You could keep storing your production Postgres password in plaintext in a configuration file on disk...
But that's...err...what's the phrase...?
...a really f*cking bad idea?
You got options for this. Each cloud provider has its' own in-house solution, but there exist others that you can use on-prem, like Hashicorp's Vault.
A Kubernetes-optimized reverse proxy
If you've ever used a reverse proxy for load-balencing or handling TLS...you already basically know how this works. The ingress controller ingests incoming requests (or plain old TCP packets, if you're playing on L4) and funnels them into your containers as you wish.
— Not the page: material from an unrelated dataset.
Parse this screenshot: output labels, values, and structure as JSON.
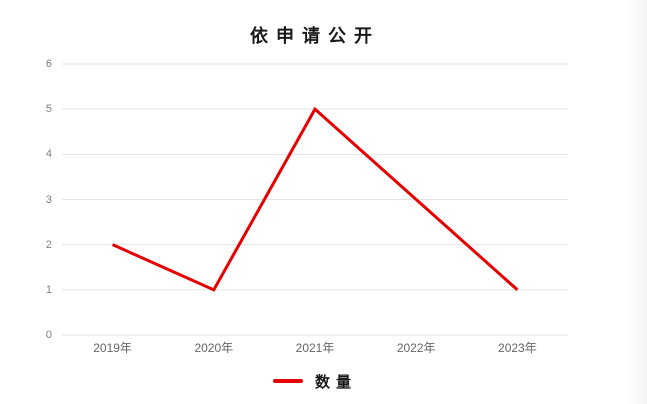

Some big names here are Traefik, Nginx, Istio and HAproxy. Each of these provide a specialized build of their respective packages optimized to tango with the Kubernetes API.
They're not like Wordpress plugins, I promise!
Kubernetes uses software-defined networking to facilitate communication between containers. Network plugins are basically virtual routers/firewalls that you install in your cluster to let the containers talk to each other.
The Kubernetes package manager
Remember how I told you before that "stateless" was a lie? Well, here you go. We've come full circle, from
apt install $packagename to
helm install $packagename. Go figure.
Help packages, called
charts, help with deploying prebuilt applications on Kubernetes quickly.